Evidence showed that Civils 2000 excavated a trench in the parking area, installed a pipeline, backfilled the trench with sand, and compacted it. The area was left exposed for months, waiting for another contractor to apply tar surfacing, a job that was never done. Windy weather in Strand made things worse by loosening the compacted sand, leaving the surface uneven and unstable.
The company’s own actions worked against it. Even after the work was supposedly complete, its safety officer continued to inspect and photograph the site. Civils 2000 also returned from time to time to perform maintenance when asked.
Judge TJ Mgengwana commented, “The only inference the court can draw from this conduct is that the defendant still considered itself responsible for the well-being of the site.”
On that basis, the court found that Civils 2000 remained in control of the area and owed members of the public a duty to make it safe or clearly warn of the danger.

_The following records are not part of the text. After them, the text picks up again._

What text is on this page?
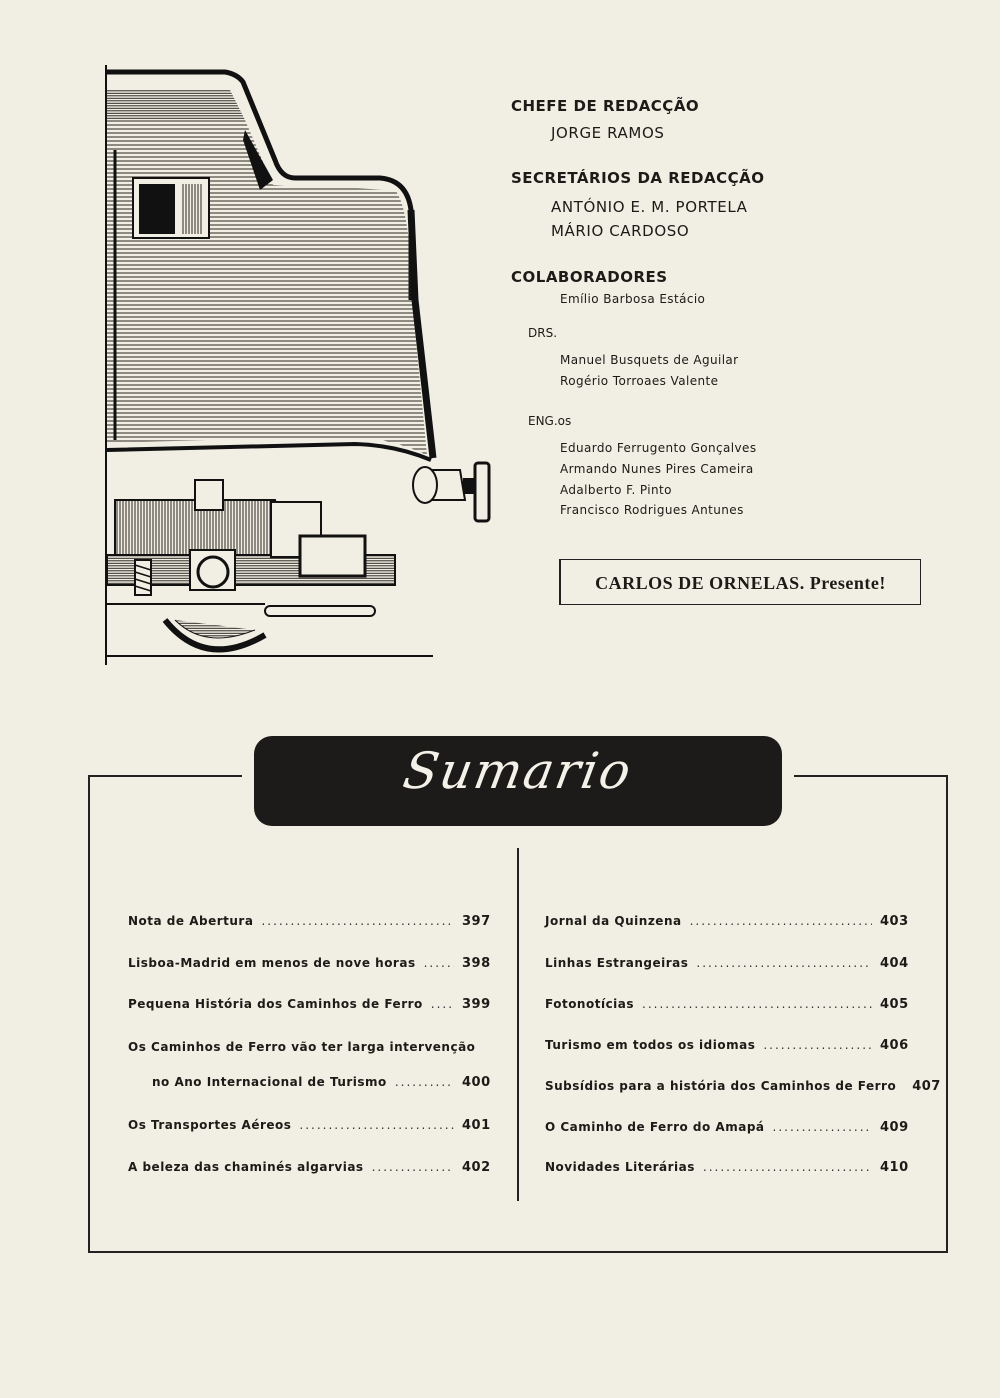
CHEFE DE REDACÇÃO
JORGE RAMOS
SECRETÁRIOS DA REDACÇÃO
ANTÓNIO E. M. PORTELA
MÁRIO CARDOSO
COLABORADORES
Emílio Barbosa Estácio
DRS.
Manuel Busquets de Aguilar
Rogério Torroaes Valente
ENG.os
Eduardo Ferrugento Gonçalves
Armando Nunes Pires Cameira
Adalberto F. Pinto
Francisco Rodrigues Antunes
CARLOS DE ORNELAS. Presente!
Sumario
Nota de Abertura .....	397
Lisboa-Madrid em menos de nove horas .....	398
Pequena História dos Caminhos de Ferro .....	399
Os Caminhos de Ferro vão ter larga intervenção
no Ano Internacional de Turismo .....	400
Os Transportes Aéreos .....	401
A beleza das chaminés algarvias .....	402
Jornal da Quinzena .....	403
Linhas Estrangeiras .....	404
Fotonotícias .....	405
Turismo em todos os idiomas .....	406
Subsídios para a história dos Caminhos de Ferro 407
O Caminho de Ferro do Amapá .....	409
Novidades Literárias .....	410
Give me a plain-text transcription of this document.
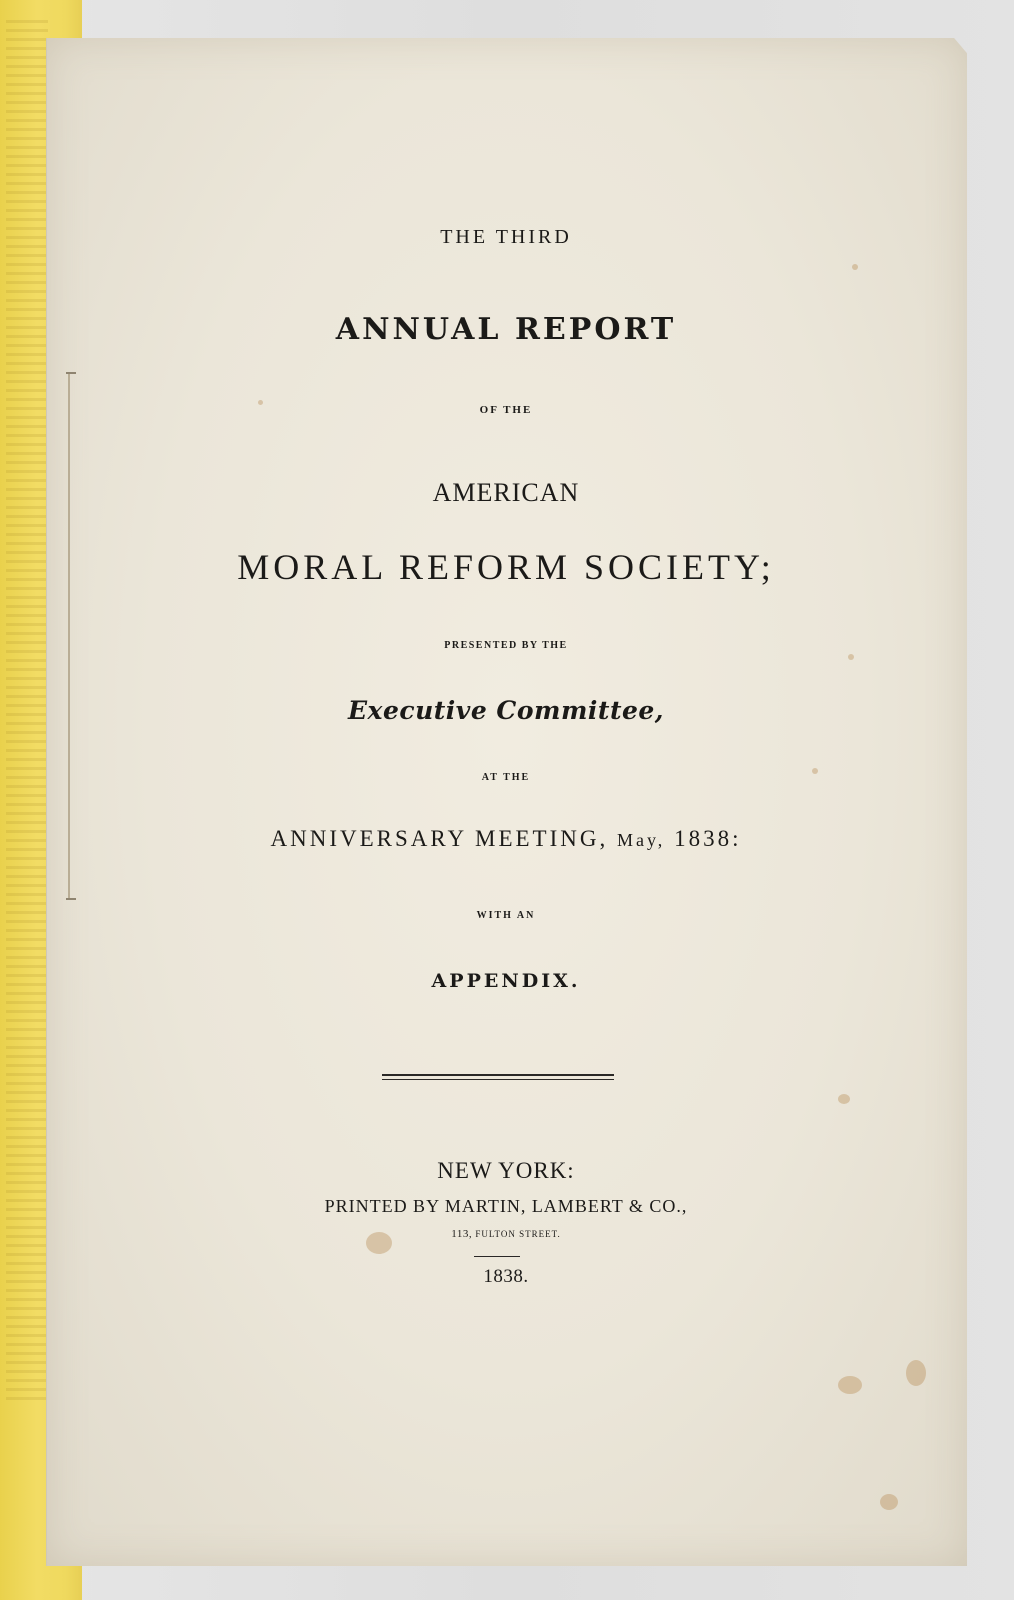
THE THIRD

ANNUAL REPORT

OF THE

AMERICAN

MORAL REFORM SOCIETY;

PRESENTED BY THE

Executive Committee,

AT THE

ANNIVERSARY MEETING, May, 1838:

WITH AN

APPENDIX.

NEW YORK:

PRINTED BY MARTIN, LAMBERT & CO.,

113, FULTON STREET.

1838.
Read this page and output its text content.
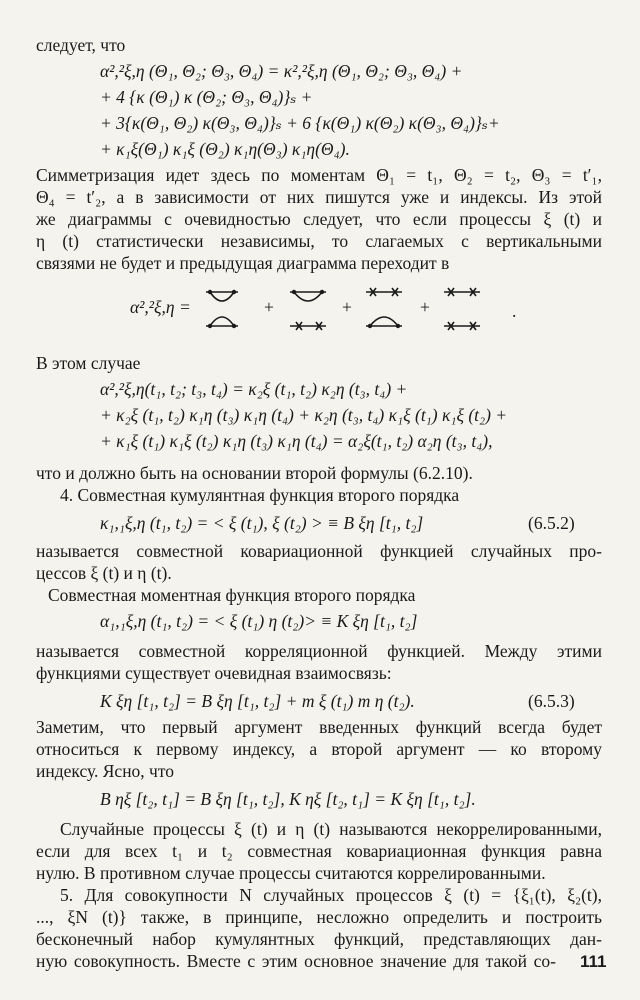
следует, что
α²,²ξ,η (Θ₁, Θ₂; Θ₃, Θ₄) = κ²,²ξ,η (Θ₁, Θ₂; Θ₃, Θ₄) +
+ 4 {κ (Θ₁) κ (Θ₂; Θ₃, Θ₄)}ₛ +
+ 3{κ(Θ₁, Θ₂) κ(Θ₃, Θ₄)}ₛ + 6 {κ(Θ₁) κ(Θ₂) κ(Θ₃, Θ₄)}ₛ+
+ κ₁ξ(Θ₁) κ₁ξ (Θ₂) κ₁η(Θ₃) κ₁η(Θ₄).
Симметризация идет здесь по моментам Θ₁ = t₁, Θ₂ = t₂, Θ₃ = t′₁,
Θ₄ = t′₂, а в зависимости от них пишутся уже и индексы. Из этой
же диаграммы с очевидностью следует, что если процессы ξ (t) и
η (t) статистически независимы, то слагаемых с вертикальными
связями не будет и предыдущая диаграмма переходит в
α²,²ξ,η =	+	+	+	.
В этом случае
α²,²ξ,η(t₁, t₂; t₃, t₄) = κ₂ξ (t₁, t₂) κ₂η (t₃, t₄) +
+ κ₂ξ (t₁, t₂) κ₁η (t₃) κ₁η (t₄) + κ₂η (t₃, t₄) κ₁ξ (t₁) κ₁ξ (t₂) +
+ κ₁ξ (t₁) κ₁ξ (t₂) κ₁η (t₃) κ₁η (t₄) = α₂ξ(t₁, t₂) α₂η (t₃, t₄),
что и должно быть на основании второй формулы (6.2.10).
4. Совместная кумулянтная функция второго порядка
κ₁,₁ξ,η (t₁, t₂) = < ξ (t₁), ξ (t₂) > ≡ B ξη [t₁, t₂]	(6.5.2)
называется совместной ковариационной функцией случайных про-
цессов ξ (t) и η (t).
Совместная моментная функция второго порядка
α₁,₁ξ,η (t₁, t₂) = < ξ (t₁) η (t₂)> ≡ K ξη [t₁, t₂]
называется совместной корреляционной функцией. Между этими
функциями существует очевидная взаимосвязь:
K ξη [t₁, t₂] = B ξη [t₁, t₂] + m ξ (t₁) m η (t₂).	(6.5.3)
Заметим, что первый аргумент введенных функций всегда будет
относиться к первому индексу, а второй аргумент — ко второму
индексу. Ясно, что
B ηξ [t₂, t₁] = B ξη [t₁, t₂], K ηξ [t₂, t₁] = K ξη [t₁, t₂].
Случайные процессы ξ (t) и η (t) называются некоррелированными,
если для всех t₁ и t₂ совместная ковариационная функция равна
нулю. В противном случае процессы считаются коррелированными.
5. Для совокупности N случайных процессов ξ (t) = {ξ₁(t), ξ₂(t),
..., ξN (t)} также, в принципе, несложно определить и построить
бесконечный набор кумулянтных функций, представляющих дан-
ную совокупность. Вместе с этим основное значение для такой со- 111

Failure to warn and Gordon’s own negligence
The court found that loose sand on an uneven surface was a foreseeable hazard for pedestrians, yet the area was neither cordoned off nor marked with warning signs.
Judge Mgengwana said, “The defendant had a duty to warn the plaintiff that the area she was walking on had an uneven surface and loose sand, which could injure her, by putting up the necessary signage if the area was not cordoned off. The defendant failed in this duty.”
He added, “The Defendant was aware of the potential danger from the loose sand and uneven surface at the site, and it also foresaw that this hazard could injure someone.”
But the court also found that Gordon did not take reasonable care for her own safety. She admitted she immediately recognised the area as a construction site, chose to walk across it in high heels, and later conceded that she may not have paid proper attention because she was focused on reaching the venue.
Judge Mgengwana said, “She failed to prevent injury to herself when, by exercising reasonable care, she could and should have done so.”
The court concluded that both parties were equally to blame. Civils 2000 was ordered to compensate Gordon for 50% of her proven damages and to pay the legal costs related to the liability stage of the case.